Given an array of integers arr, return true if and only if it is a valid mountain array. The array is a mountain if it has at least 3 elements, there exists an index i (with 0 < i < arr.length − 1) such that arr[0] < arr[1] < … < arr[i], and arr[i] > arr[i+1] > … > arr[last]. Both the climb and the descent must be strict, and there must be exactly one peak.

Inputarr = [0, 3, 2, 1]

Outputtrue

It rises 0 < 3 to the peak at index 1, then falls 3 > 2 > 1. The peak is not at either end.

arr (comma-separated)

def valid_mountain_array(arr):
    n = len(arr)
    i = 0
    while i + 1 < n and arr[i] < arr[i + 1]:
        i += 1
    if i == 0 or i == n - 1:
        return False
    while i + 1 < n and arr[i] > arr[i + 1]:
        i += 1
    return i == n - 1

function validMountainArray(arr) {
  const n = arr.length;
  let i = 0;
  while (i + 1 < n && arr[i] < arr[i + 1]) i++;
  if (i === 0 || i === n - 1) return false;
  while (i + 1 < n && arr[i] > arr[i + 1]) i++;
  return i === n - 1;
}

class Solution {
    public boolean validMountainArray(int[] arr) {
        int n = arr.length, i = 0;
        while (i + 1 < n && arr[i] < arr[i + 1]) i++;
        if (i == 0 || i == n - 1) return false;
        while (i + 1 < n && arr[i] > arr[i + 1]) i++;
        return i == n - 1;
    }
}

bool validMountainArray(vector<int>& arr) {
    int n = (int)arr.size(), i = 0;
    while (i + 1 < n && arr[i] < arr[i + 1]) i++;
    if (i == 0 || i == n - 1) return false;
    while (i + 1 < n && arr[i] > arr[i + 1]) i++;
    return i == n - 1;
}

Explanation

A mountain must strictly climb up to one peak and then strictly fall all the way to the end.
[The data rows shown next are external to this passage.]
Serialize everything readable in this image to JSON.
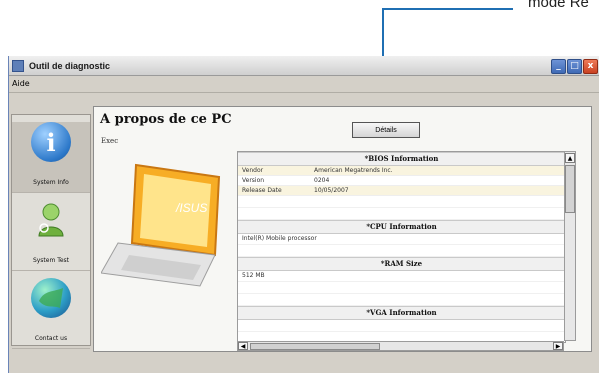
{
  "callout": {
    "text": "mode Re"
  },
  "window": {
    "title": "Outil de diagnostic",
    "controls": [
      "_",
      "□",
      "x"
    ]
  },
  "menu": {
    "help": "Aide"
  },
  "sidebar": {
    "items": [
      {
        "label": "System Info",
        "icon": "info-icon"
      },
      {
        "label": "System Test",
        "icon": "test-user-icon"
      },
      {
        "label": "Contact us",
        "icon": "globe-icon"
      }
    ]
  },
  "content": {
    "title": "A propos de ce PC",
    "small_label": "Exec",
    "details_button": "Détails",
    "sections": [
      {
        "heading": "*BIOS Information",
        "rows": [
          {
            "key": "Vendor",
            "value": "American Megatrends Inc."
          },
          {
            "key": "Version",
            "value": "0204"
          },
          {
            "key": "Release Date",
            "value": "10/05/2007"
          }
        ]
      },
      {
        "heading": "*CPU Information",
        "lines": [
          "Intel(R) Mobile processor"
        ]
      },
      {
        "heading": "*RAM Size",
        "lines": [
          "512 MB"
        ]
      },
      {
        "heading": "*VGA Information",
        "lines": []
      }
    ]
  },
  "colors": {
    "callout": "#1f6fb3",
    "window_bg": "#d4d0c8",
    "panel_bg": "#f7f7f4"
  }
}
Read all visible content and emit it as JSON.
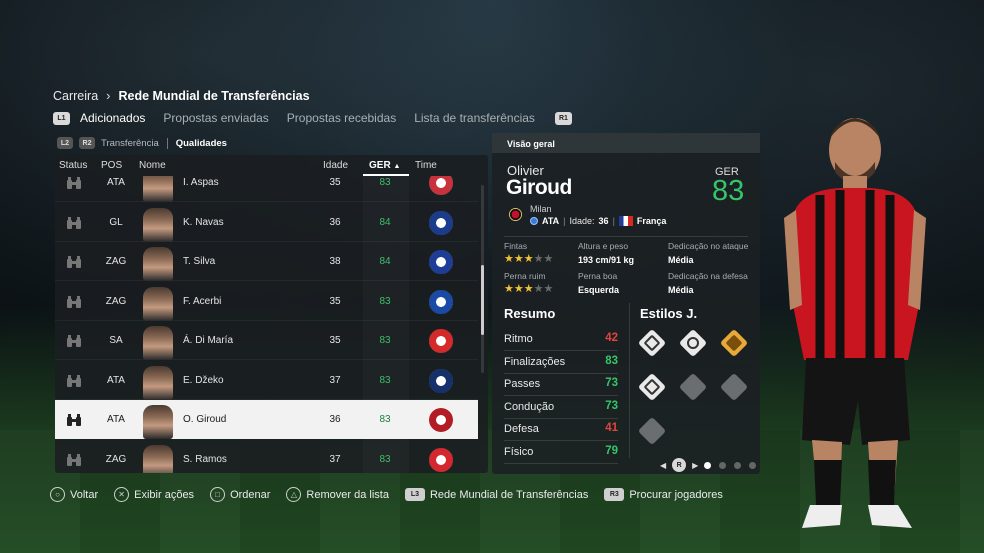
{
  "breadcrumb": {
    "parent": "Carreira",
    "current": "Rede Mundial de Transferências"
  },
  "tabs": {
    "left_button": "L1",
    "right_button": "R1",
    "items": [
      "Adicionados",
      "Propostas enviadas",
      "Propostas recebidas",
      "Lista de transferências"
    ],
    "active": "Adicionados"
  },
  "subtabs": {
    "left_buttons": [
      "L2",
      "R2"
    ],
    "items": [
      "Transferência",
      "Qualidades"
    ],
    "active": "Qualidades"
  },
  "columns": {
    "status": "Status",
    "pos": "POS",
    "name": "Nome",
    "age": "Idade",
    "ger": "GER",
    "team": "Time"
  },
  "players": [
    {
      "pos": "ATA",
      "name": "I. Aspas",
      "age": "35",
      "ger": "83",
      "club_icon": "celta-crest",
      "club_color": "#c8323c"
    },
    {
      "pos": "GL",
      "name": "K. Navas",
      "age": "36",
      "ger": "84",
      "club_icon": "psg-crest",
      "club_color": "#1b3c8c"
    },
    {
      "pos": "ZAG",
      "name": "T. Silva",
      "age": "38",
      "ger": "84",
      "club_icon": "chelsea-crest",
      "club_color": "#1d3d96"
    },
    {
      "pos": "ZAG",
      "name": "F. Acerbi",
      "age": "35",
      "ger": "83",
      "club_icon": "inter-crest",
      "club_color": "#1a49a6"
    },
    {
      "pos": "SA",
      "name": "Á. Di María",
      "age": "35",
      "ger": "83",
      "club_icon": "benfica-crest",
      "club_color": "#d42a2a"
    },
    {
      "pos": "ATA",
      "name": "E. Džeko",
      "age": "37",
      "ger": "83",
      "club_icon": "fenerbahce-crest",
      "club_color": "#16306b"
    },
    {
      "pos": "ATA",
      "name": "O. Giroud",
      "age": "36",
      "ger": "83",
      "club_icon": "milan-crest",
      "club_color": "#b31b25",
      "selected": true
    },
    {
      "pos": "ZAG",
      "name": "S. Ramos",
      "age": "37",
      "ger": "83",
      "club_icon": "sevilla-crest",
      "club_color": "#d4272e"
    }
  ],
  "detail": {
    "header": "Visão geral",
    "first_name": "Olivier",
    "last_name": "Giroud",
    "ger_label": "GER",
    "ger_value": "83",
    "club": "Milan",
    "position": "ATA",
    "age_label": "Idade:",
    "age": "36",
    "nationality": "França",
    "attributes": {
      "fintas_label": "Fintas",
      "fintas_stars": 3,
      "height_label": "Altura e peso",
      "height_value": "193 cm/91 kg",
      "attack_label": "Dedicação no ataque",
      "attack_value": "Média",
      "weak_foot_label": "Perna ruim",
      "weak_foot_stars": 3,
      "good_foot_label": "Perna boa",
      "good_foot_value": "Esquerda",
      "defense_label": "Dedicação na defesa",
      "defense_value": "Média"
    },
    "summary_title": "Resumo",
    "styles_title": "Estilos J.",
    "stats": [
      {
        "label": "Ritmo",
        "value": "42",
        "color": "#e0453e"
      },
      {
        "label": "Finalizações",
        "value": "83",
        "color": "#35c66a"
      },
      {
        "label": "Passes",
        "value": "73",
        "color": "#35c66a"
      },
      {
        "label": "Condução",
        "value": "73",
        "color": "#35c66a"
      },
      {
        "label": "Defesa",
        "value": "41",
        "color": "#e0453e"
      },
      {
        "label": "Físico",
        "value": "79",
        "color": "#35c66a"
      }
    ],
    "pager_button": "R",
    "pager_pages": 4,
    "pager_active": 0
  },
  "footer": [
    {
      "icon": "circle-button-icon",
      "glyph": "○",
      "label": "Voltar"
    },
    {
      "icon": "cross-button-icon",
      "glyph": "✕",
      "label": "Exibir ações"
    },
    {
      "icon": "square-button-icon",
      "glyph": "□",
      "label": "Ordenar"
    },
    {
      "icon": "triangle-button-icon",
      "glyph": "△",
      "label": "Remover da lista"
    },
    {
      "icon": "l3-button-icon",
      "glyph": "L3",
      "label": "Rede Mundial de Transferências"
    },
    {
      "icon": "r3-button-icon",
      "glyph": "R3",
      "label": "Procurar jogadores"
    }
  ]
}
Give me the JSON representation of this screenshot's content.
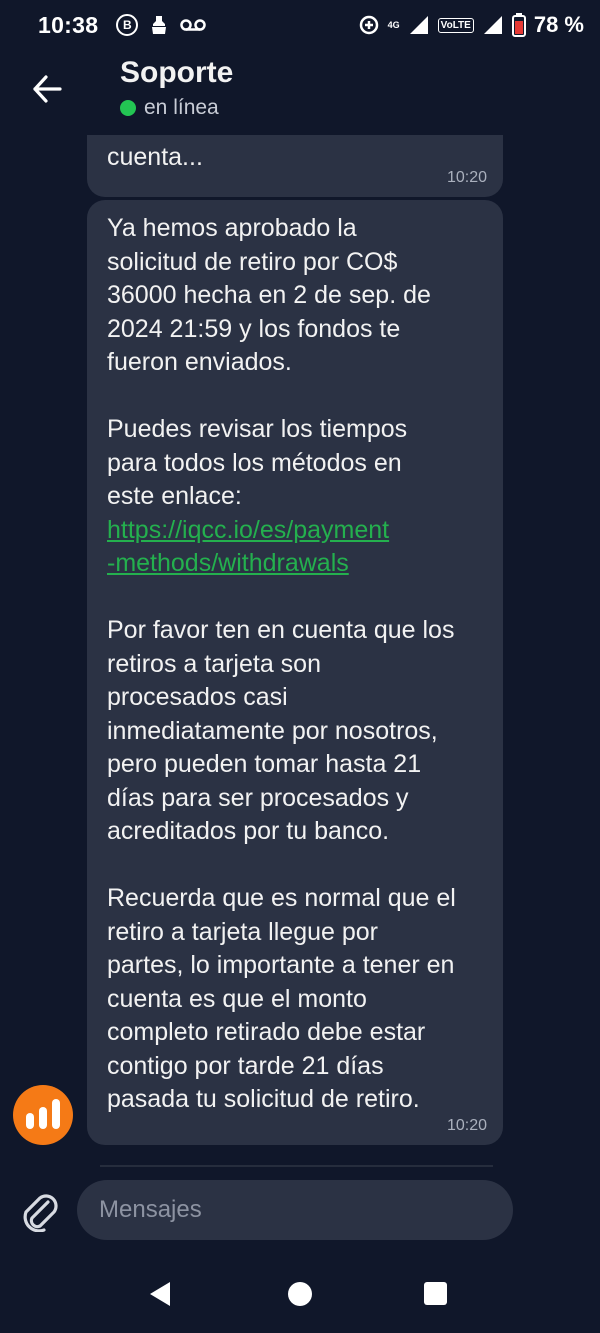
{
  "status_bar": {
    "time": "10:38",
    "network_label": "4G",
    "volte_label": "VoLTE",
    "battery": "78 %"
  },
  "header": {
    "title": "Soporte",
    "status": "en línea",
    "status_color": "#23c553"
  },
  "messages": [
    {
      "text": "cuenta...",
      "time": "10:20"
    },
    {
      "text_p1": "Ya hemos aprobado la\nsolicitud de retiro por CO$\n36000 hecha en 2 de sep. de\n2024 21:59 y los fondos te\nfueron enviados.\n\nPuedes revisar los tiempos\npara todos los métodos en\neste enlace:\n",
      "link_line1": "https://iqcc.io/es/payment",
      "link_line2": "-methods/withdrawals",
      "text_p2": "\n\nPor favor ten en cuenta que los\nretiros a tarjeta son\nprocesados casi\ninmediatamente por nosotros,\npero pueden tomar hasta 21\ndías para ser procesados y\nacreditados por tu banco.\n\nRecuerda que es normal que el\nretiro a tarjeta llegue por\npartes, lo importante a tener en\ncuenta es que el monto\ncompleto retirado debe estar\ncontigo por tarde 21 días\npasada tu solicitud de retiro.",
      "time": "10:20"
    }
  ],
  "composer": {
    "placeholder": "Mensajes"
  },
  "icons": {
    "back": "arrow-left-icon",
    "attach": "paperclip-icon",
    "avatar": "chart-bars-logo"
  },
  "colors": {
    "background": "#10172a",
    "bubble": "#2b3244",
    "link": "#24b04e",
    "avatar": "#f57a16"
  }
}
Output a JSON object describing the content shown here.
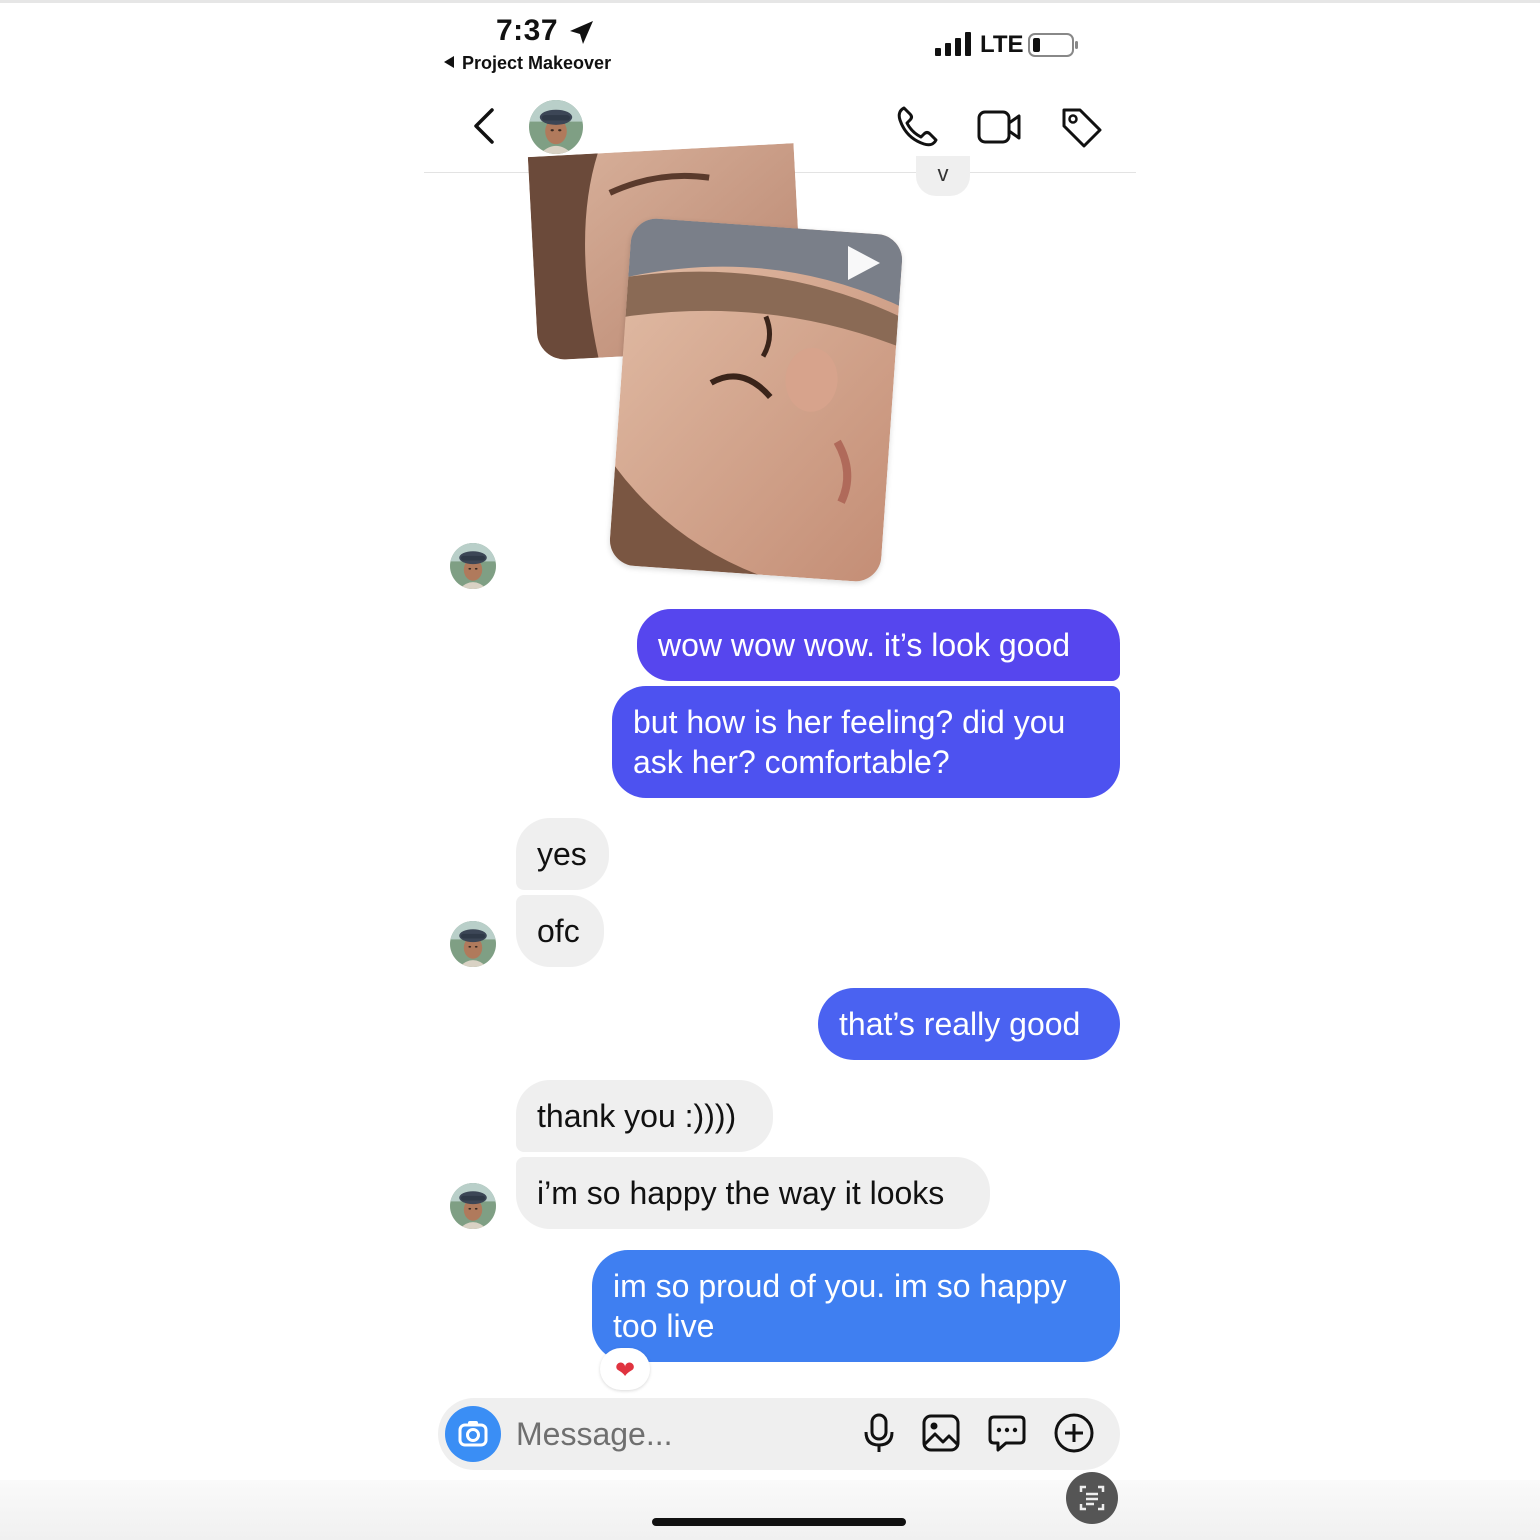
{
  "status_bar": {
    "time": "7:37",
    "back_app": "Project Makeover",
    "network": "LTE"
  },
  "header": {
    "icons": [
      "back-chevron-icon",
      "phone-icon",
      "video-camera-icon",
      "tag-icon"
    ]
  },
  "thread": {
    "reply_indicator": "v",
    "messages": [
      {
        "from": "me",
        "text": "wow wow wow. it’s look good"
      },
      {
        "from": "me",
        "text": "but how is her feeling? did you ask her? comfortable?"
      },
      {
        "from": "them",
        "text": "yes"
      },
      {
        "from": "them",
        "text": "ofc"
      },
      {
        "from": "me",
        "text": "that’s really good"
      },
      {
        "from": "them",
        "text": "thank you :))))"
      },
      {
        "from": "them",
        "text": "i’m so happy the way it looks"
      },
      {
        "from": "me",
        "text": "im so proud of you. im so happy too live",
        "reaction": "heart"
      }
    ]
  },
  "composer": {
    "placeholder": "Message...",
    "icons": [
      "camera-icon",
      "microphone-icon",
      "gallery-icon",
      "sticker-icon",
      "plus-icon"
    ]
  },
  "colors": {
    "bubble_out_top": "#5b47ee",
    "bubble_out_bottom": "#3f7ff1",
    "bubble_in": "#efefef",
    "reaction": "#e0333f"
  }
}
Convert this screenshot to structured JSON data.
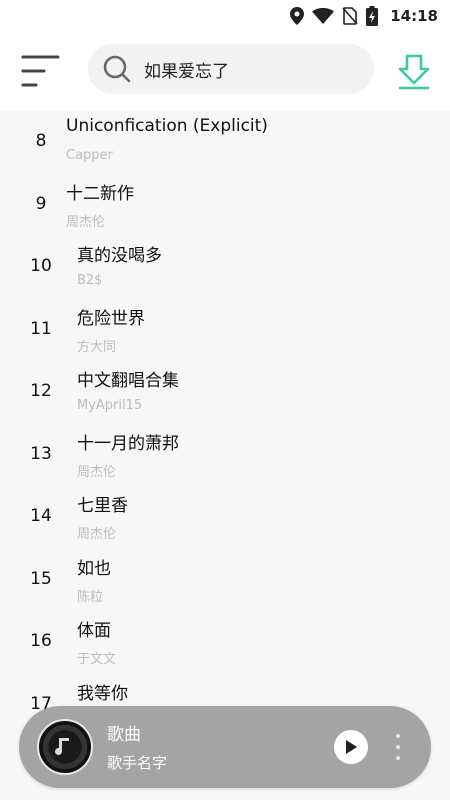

This solution checks that shape with a single walk and no extra memory.

First, starting at i = 0, we keep stepping forward while each value is bigger than the one before (arr[i] < arr[i+1]). When this loop stops, i sits at the top of the climb.

Then a quick guard: if i == 0 the array never went up, and if i == n - 1 it never came down. Either case means there is no real peak, so we return false.

Next we keep stepping forward while values strictly decrease. If we reach the last index (i == n - 1), the descent was clean and the whole thing is a valid mountain.

Example: [0, 3, 2, 1]. We climb 0<3 and stop at index 1 (the peak, not an end). Then 3>2>1 walks us to the final index, so the answer is true.

Time: O(n) Space: O(1)